Will the transcripts be good enough?

No.  The appropriate accommodation for accessible video is synchronous captions.  However, for content that is audio only, transcripts are sufficient.

Can I buy non-captioned videos and have them captioned?

Every effort should be made to purchase videos containing captions. If you already own a video without captions, it may be more economical to repurchase a captioned format than have captions added.


Where can I find closed captioned videos?

YouTube has many good quality closed captioned (cc) videos. Use the search filter feature to search for cc videos on YouTube. Visit links below for details. 

Instructions on how to search for videos with captions. 
Video on how to search for captioned videos on YouTube. 


I have purchased and owned a copy of video in DVD.  Can I add captions to my DVD?

Yes, if you have obtained permission from the publisher or content copyright holder to add captions. 


What can I do if I do not have the copyright?

Use or modify this publisher's template to contact the publisher and obtain permission to add closed captioning to the video file.  A written permission from the copyright holder is important.  It is recommended to include the following information when writing to the publisher:

  • The purpose of your request to add captions to ensure universal access to all students including those with disabilities
  • Where the videos will be used (i.e., on campus or online courses in a university setting)
  • How the videos will be used (i.e. for classroom activities, assignment, etc.)
  • Who will have access to the videos and dissemination of the videos
  • Request for copyright holder’s name and contact information (if applicable)


What are the publishers' responsibilities?

According to California Education Code Section 67302.5 (b)(1)(A) Publishers are required to "provide a captioned format of instructional materials directly to the student or the instructor by providing an Internet password, delivery of a disk or file, or in any other appropriate manner."  However, keep in mind that publishers may not have the exclusive copyright. They may not be aware of this California education code if they do not operate within the state.


How long can I expect to hear from the publishers?

"Within 10 calendar days after the receipt of the request..."

~California Education Code Section 67302.5 (b)(2)(A)
But for the reason stated above, publishers may not have the exclusive copyright.

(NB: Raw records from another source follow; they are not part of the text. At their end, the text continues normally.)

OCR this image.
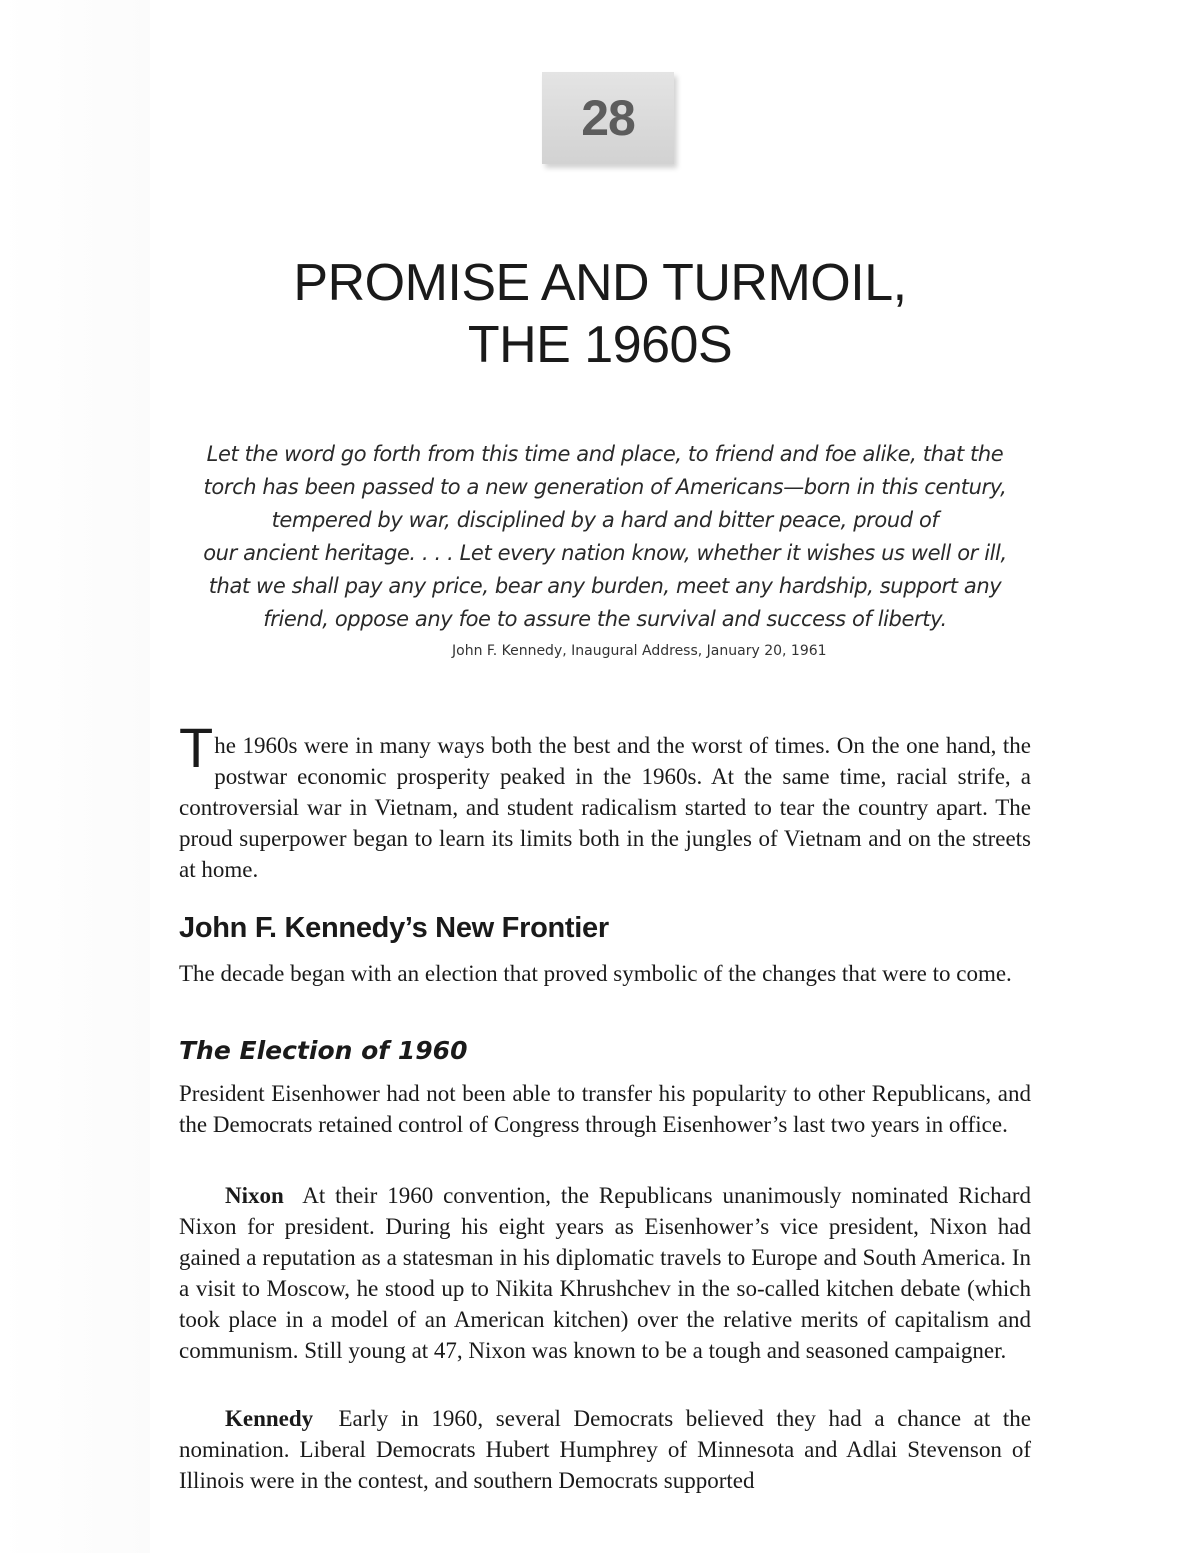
28
PROMISE AND TURMOIL,
THE 1960S
Let the word go forth from this time and place, to friend and foe alike, that the
torch has been passed to a new generation of Americans—born in this century,
tempered by war, disciplined by a hard and bitter peace, proud of
our ancient heritage. . . . Let every nation know, whether it wishes us well or ill,
that we shall pay any price, bear any burden, meet any hardship, support any
friend, oppose any foe to assure the survival and success of liberty.
John F. Kennedy, Inaugural Address, January 20, 1961

The 1960s were in many ways both the best and the worst of times. On the one hand, the postwar economic prosperity peaked in the 1960s. At the same time, racial strife, a controversial war in Vietnam, and student radicalism started to tear the country apart. The proud superpower began to learn its limits both in the jungles of Vietnam and on the streets at home.

John F. Kennedy’s New Frontier

The decade began with an election that proved symbolic of the changes that were to come.

The Election of 1960

President Eisenhower had not been able to transfer his popularity to other Republicans, and the Democrats retained control of Congress through Eisenhower’s last two years in office.

Nixon At their 1960 convention, the Republicans unanimously nominated Richard Nixon for president. During his eight years as Eisenhower’s vice president, Nixon had gained a reputation as a statesman in his diplomatic travels to Europe and South America. In a visit to Moscow, he stood up to Nikita Khrushchev in the so-called kitchen debate (which took place in a model of an American kitchen) over the relative merits of capitalism and communism. Still young at 47, Nixon was known to be a tough and seasoned campaigner.

Kennedy Early in 1960, several Democrats believed they had a chance at the nomination. Liberal Democrats Hubert Humphrey of Minnesota and Adlai Stevenson of Illinois were in the contest, and southern Democrats supported
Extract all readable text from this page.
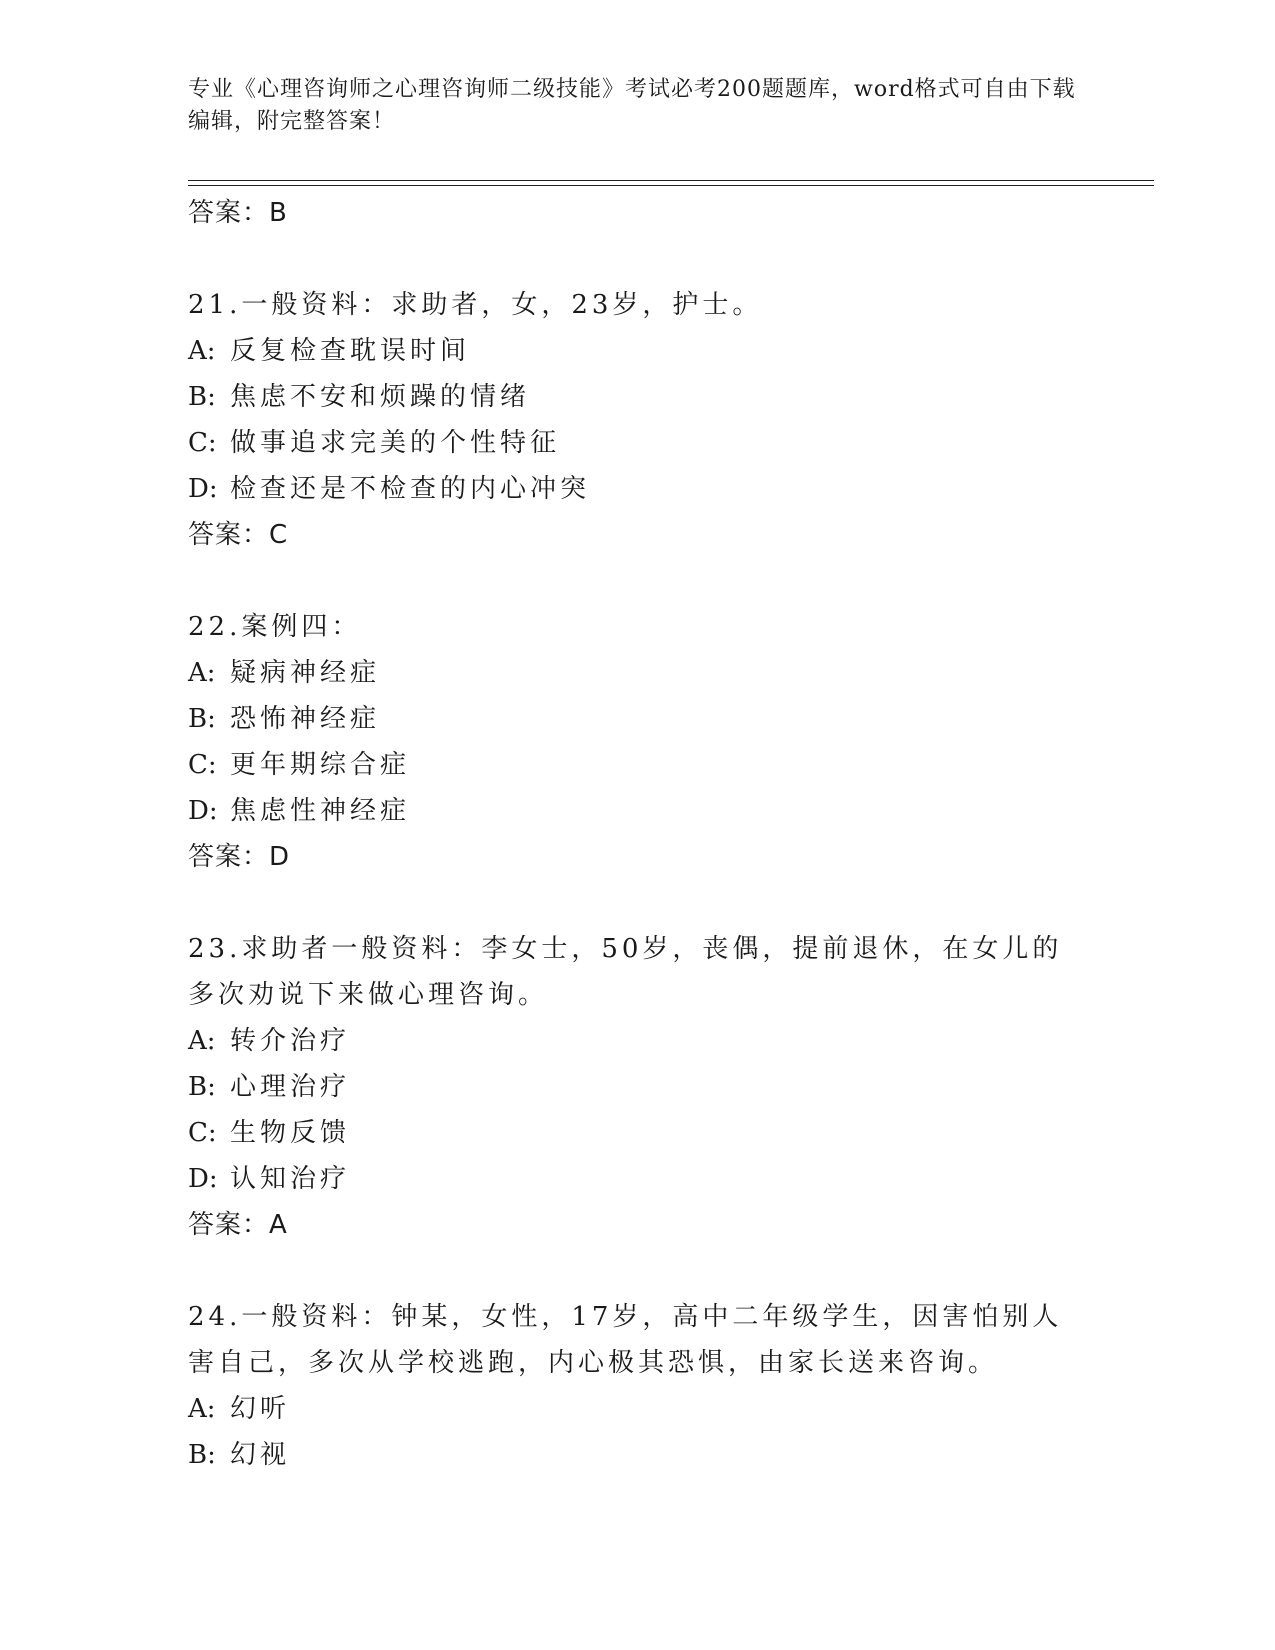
专业《心理咨询师之心理咨询师二级技能》考试必考200题题库，word格式可自由下载编辑，附完整答案！

答案：B

21.一般资料：求助者，女，23岁，护士。

A: 反复检查耽误时间

B: 焦虑不安和烦躁的情绪

C: 做事追求完美的个性特征

D: 检查还是不检查的内心冲突

答案：C

22.案例四：

A: 疑病神经症

B: 恐怖神经症

C: 更年期综合症

D: 焦虑性神经症

答案：D

23.求助者一般资料：李女士，50岁，丧偶，提前退休，在女儿的多次劝说下来做心理咨询。

A: 转介治疗

B: 心理治疗

C: 生物反馈

D: 认知治疗

答案：A

24.一般资料：钟某，女性，17岁，高中二年级学生，因害怕别人害自己，多次从学校逃跑，内心极其恐惧，由家长送来咨询。

A: 幻听

B: 幻视
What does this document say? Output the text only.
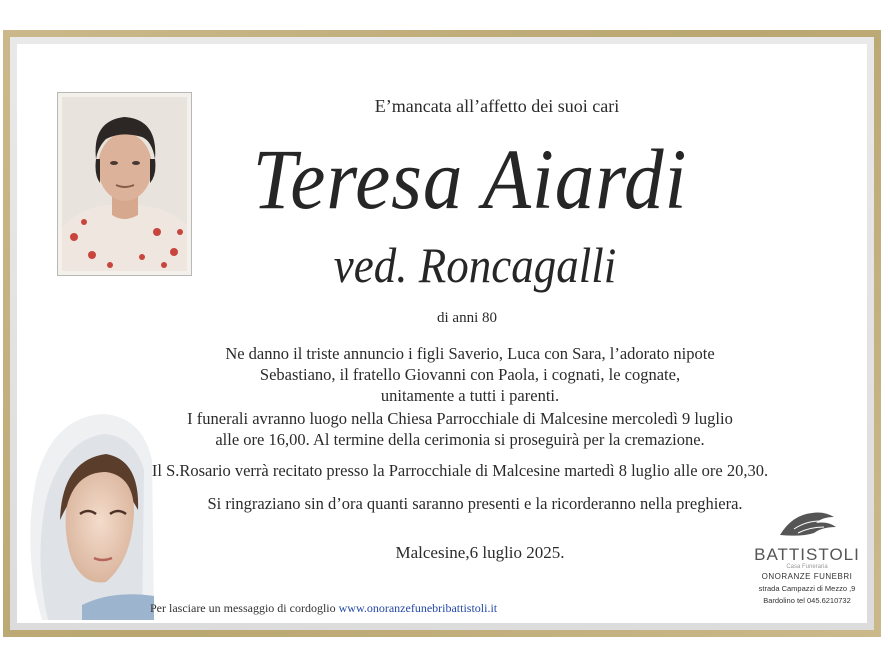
E’mancata all’affetto dei suoi cari
Teresa Aiardi
ved. Roncagalli
di anni 80
Ne danno il triste annuncio i figli Saverio, Luca con Sara, l’adorato nipote
Sebastiano, il fratello Giovanni con Paola, i cognati, le cognate,
unitamente a tutti i parenti.
I funerali avranno luogo nella Chiesa Parrocchiale di Malcesine mercoledì 9 luglio
alle ore 16,00. Al termine della cerimonia si proseguirà per la cremazione.
Il S.Rosario verrà recitato presso la Parrocchiale di Malcesine martedì 8 luglio alle ore 20,30.
Si ringraziano sin d’ora quanti saranno presenti e la ricorderanno nella preghiera.
Malcesine,6 luglio 2025.
Per lasciare un messaggio di cordoglio www.onoranzefunebribattistoli.it
BATTISTOLI
Casa Funeraria
ONORANZE FUNEBRI
strada Campazzi di Mezzo ,9
Bardolino tel 045.6210732
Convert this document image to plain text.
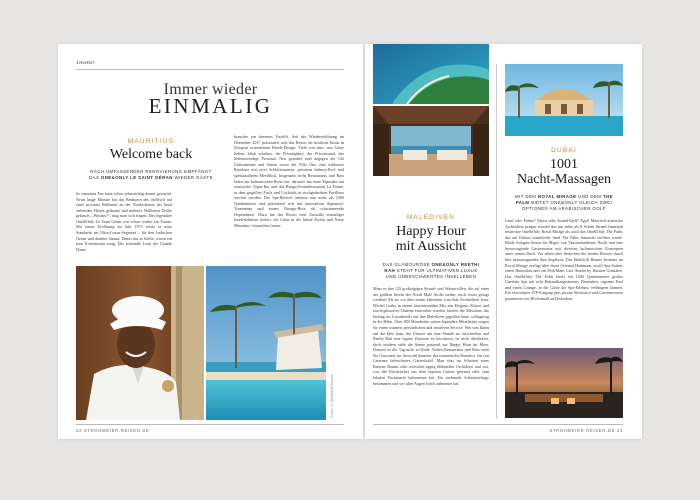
Jetsetter
Immer wieder
EINMALIG
MAURITIUS
Welcome back
NACH UMFASSENDER RENOVIERUNG EMPFÄNGT DAS ONE&ONLY LE SAINT GÉRAN WIEDER GÄSTE
So manchen Fan hatte schon sehnsüchtig darauf gewartet: Neun lange Monate hat das Bedauern des idyllisch auf einer privaten Halbinsel an der Nordostküste der Insel stehenden Hotels gedauert und mehrere Millionen Dollar gekostet. „Woraus?“, mag man sich fragen. Das legendäre One&Only Le Saint Géran war schon vorher ein Traum. Mit seiner Eröffnung im Jahr 1975 setzte es neue Standards im Ultra-Luxus-Segment – für den Indischen Ozean und darüber hinaus. Damit das so bleibt, waren ein paar Korrekturen nötig. Der koloniale Look der Grande Dame
brauchte ein dezentes Facelift. Seit der Wiedereröffnung im Dezember 2017 präsentiert sich das Resort als moderne Ikone in Zeitgeist orientiertem Beach-Design. Viele von dem, was Gäste lieben, blieb erhalten: die Privatsphäre, der Privatstrand, das liebenswürdige Personal. Neu gestaltet sind dagegen die 142 Gästezimmer und Suiten sowie die Villa One, eine exklusive Residenz mit zwei Schlafzimmern, privatem Infinity-Pool und spektakulärem Meerblick. Insgesamt sechs Restaurants und Bars laden zur kulinarischen Reise ein, darunter das neue Tapasake mit asiatischer Tapas-Bar und das Bungo-Strandrestaurant La Pointe, in dem gegrillter Fisch und Cocktails in strohgedeckten Pavillons serviert werden. Der Spa-Bereich umfasst nun mehr als 1000 Quadratmeter und präsentiert sich mit innovativen Signature-Treatments und einem Vintage-Boot als schwimmende Dependance. Dazu hat das Resort eine Auswahl einmaliger Inselerlebnisse kreiert, die Gäste in die lokale Kultur und Natur Mauritius' eintauchen lassen.
Fotos: © One&Only Resorts
22 STROHMEIER.REISEN.DE
MALEDIVEN
Happy Hour
mit Aussicht
DAS GLAMOURÖSE ONE&ONLY REETHI RAH STEHT FÜR ULTIMATIVEN LUXUS UND UNBESCHWERTES INSELLEBEN
Muss es den 125 großzügigen Strand- und Wasservillen, die auf einer der größten Inseln des North Male Atolls stehen, noch etwas gesagt werden? Als sie vor über einem Jahrzehnt vom Star-Architekten Jean-Michel Gathy in einem faszinierenden Mix aus Eleganz, Klasse und touchyplusoiver Charme entworfen wurden, klettert die Messlatte, die bislang für Luxushotels auf den Malediven gegolten hatte, schlagartig in die Höhe. Über 800 Mitarbeiter setzen legendäre Mitarbeiter sorgen für einen warmen, persönlichen und intuitiven Service. Wer von Ihnen auf die Idee kam, die Uhrzeit um eine Stunde zu verschieben und Reethi Rah eine eigene Zeitzone zu bescheren, ist nicht überliefert, doch seitdem sieht die Sonne passend zur Happy Hour im Meer. Danach ist der Tag nicht zu Ende: Neben Restaurants und Bars zieht Sie Gourmets zur Auswahl darunter das romantische Botanica, ein von Laternen beleuchtetes Gartenlokal. Man sitzt im Schatten eines Banyan Baums oder zwischen üppig blühenden Orchideen und isst, was der Küchenchef aus dem eigenen Garten geerntet oder vom lokalen Fischmarkt bekommen hat. Ein mehrmals Schmetterlinge bekommen und vor aller Augen frisch zubereitet hat.
DUBAI
1001
Nacht-Massagen
MIT DEM ROYAL MIRAGE UND DEM THE PALM BIETET ONE&ONLY GLEICH ZWEI OPTIONEN AM ARABISCHEN GOLF
Land oder Palme? Palast oder Strand-Idyll? Egal! Maurisch-arabische Architektur prägen sowohl das um mehr als 6 Schritt Strand Jumeirah erstreckte One&Only Royal Mirage als auch das One&Only The Palm, das auf Dubais künstlicher Insel The Palm Jumeirah eröffnet wurde. Beide Anlagen bieten die Magie von Tausendundeiner Nacht und eine hervorragende Gastronomie mit diversen kulinarischen Konzepten unter einem Dach. Vor allem aber bestechen die beiden Resorts durch ihre herausragenden Spa-Angebote. Das Health & Beauty Institute im Royal Mirage verfügt über einen Oriental Hammam, zwölf Spa-Suiten, einen Haarsalon und ein Pedi/Mani Care Studio by Bastien Gonzalez. Das One&Only The Palm bietet ein 1200 Quadratmeter großes Guerlain Spa mit acht Behandlungsräumen. Besonders, eigenen Pool und einen Lounge, in der Gäste die Spa-Erlebnis verlängern können. Ein verwöhnter VIP-Eingang plus private Ressource und Gartenterrasse garantieren ein Höchstmaß an Diskretion.
STROHMEIER.REISEN.DE 23
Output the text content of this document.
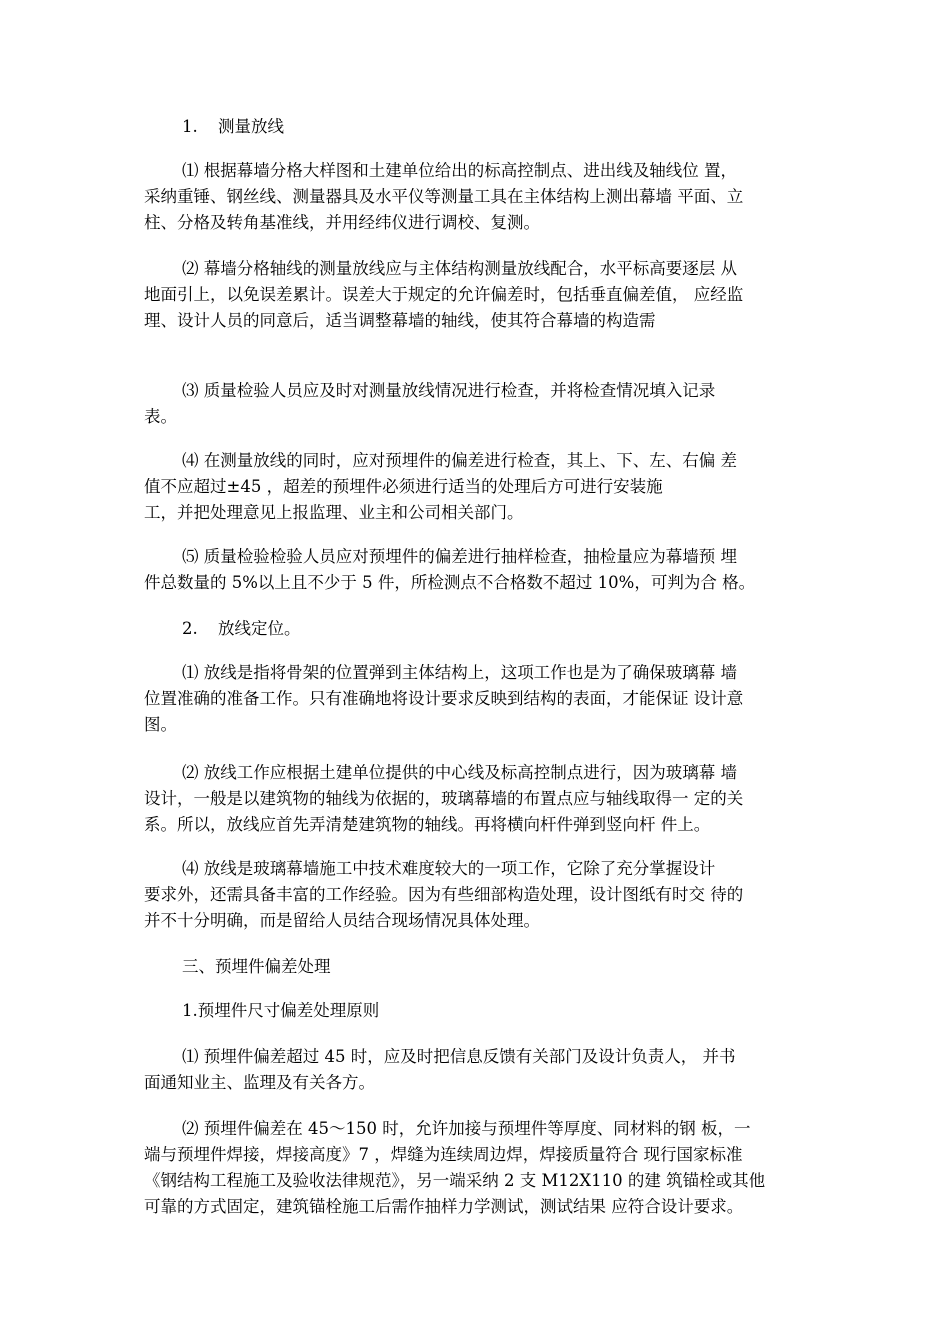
1. 测量放线
⑴ 根据幕墙分格大样图和土建单位给出的标高控制点、进出线及轴线位 置，
采纳重锤、钢丝线、测量器具及水平仪等测量工具在主体结构上测出幕墙 平面、立
柱、分格及转角基准线，并用经纬仪进行调校、复测。
⑵ 幕墙分格轴线的测量放线应与主体结构测量放线配合，水平标高要逐层 从
地面引上，以免误差累计。误差大于规定的允许偏差时，包括垂直偏差值， 应经监
理、设计人员的同意后，适当调整幕墙的轴线，使其符合幕墙的构造需
⑶ 质量检验人员应及时对测量放线情况进行检查，并将检查情况填入记录
表。
⑷ 在测量放线的同时，应对预埋件的偏差进行检查，其上、下、左、右偏 差
值不应超过±45 ，超差的预埋件必须进行适当的处理后方可进行安装施
工，并把处理意见上报监理、业主和公司相关部门。
⑸ 质量检验检验人员应对预埋件的偏差进行抽样检查，抽检量应为幕墙预 埋
件总数量的 5%以上且不少于 5 件，所检测点不合格数不超过 10%，可判为合 格。
2. 放线定位。
⑴ 放线是指将骨架的位置弹到主体结构上，这项工作也是为了确保玻璃幕 墙
位置准确的准备工作。只有准确地将设计要求反映到结构的表面，才能保证 设计意
图。
⑵ 放线工作应根据土建单位提供的中心线及标高控制点进行，因为玻璃幕 墙
设计，一般是以建筑物的轴线为依据的，玻璃幕墙的布置点应与轴线取得一 定的关
系。所以，放线应首先弄清楚建筑物的轴线。再将横向杆件弹到竖向杆 件上。
⑷ 放线是玻璃幕墙施工中技术难度较大的一项工作，它除了充分掌握设计
要求外，还需具备丰富的工作经验。因为有些细部构造处理，设计图纸有时交 待的
并不十分明确，而是留给人员结合现场情况具体处理。
三、预埋件偏差处理
1.预埋件尺寸偏差处理原则
⑴ 预埋件偏差超过 45 时，应及时把信息反馈有关部门及设计负责人， 并书
面通知业主、监理及有关各方。
⑵ 预埋件偏差在 45〜150 时，允许加接与预埋件等厚度、同材料的钢 板，一
端与预埋件焊接，焊接高度》7 ，焊缝为连续周边焊，焊接质量符合 现行国家标准
《钢结构工程施工及验收法律规范》，另一端采纳 2 支 M12X110 的建 筑锚栓或其他
可靠的方式固定，建筑锚栓施工后需作抽样力学测试，测试结果 应符合设计要求。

It may take time for publishers to contact copyright holder.  A lack of response from publishers does not grant the permission to add captions.


What will I hear from them?

You may hear the following three responses from the publisher:
"a. If the publisher lacks sufficient rights to distribute, or license the institution to create a captioned format... it shall provide both of the following, to the extent that the publisher is able to do so,
   i. An electronic format of the instructional materials
   ii. The name and contact information of the person who is capable of authorizing creation of a captioned format
b. If the publisher notifies the institution that it will provide an electronic format and a license permitting the institution to create a captioned format, it shall provide the electronic format and the license within seven calendar days
c. If the publisher notifies the institution that it will provide a captioned format of the requested material, the publisher shall provide the captioned format as soon as it is possible to do so, but not later than 14 calendar days"
~ California Education Code Section 67302.5 (b)(2)(C - E)


What can I do if the publisher does not reply?

"If a publisher fails to respond to a request...within 10 calendar days of receiving the request, the institution shall be deemed to have received a license permitting the institution to create a captioned format of the instructional material."

~ California Education Code Section 67302.5 (b)(3)


Can I add captions if I do not hear from the publisher or copyright holder?

Yes, if the following conditions are met:
a. A copy of the instructional materials has been purchased (if applicable)
b. You have a student with auditory disability enrolled in your course
c. The instructional material is used by the student or an instructor in connection with a course in which the [deaf or HOH] student is registered.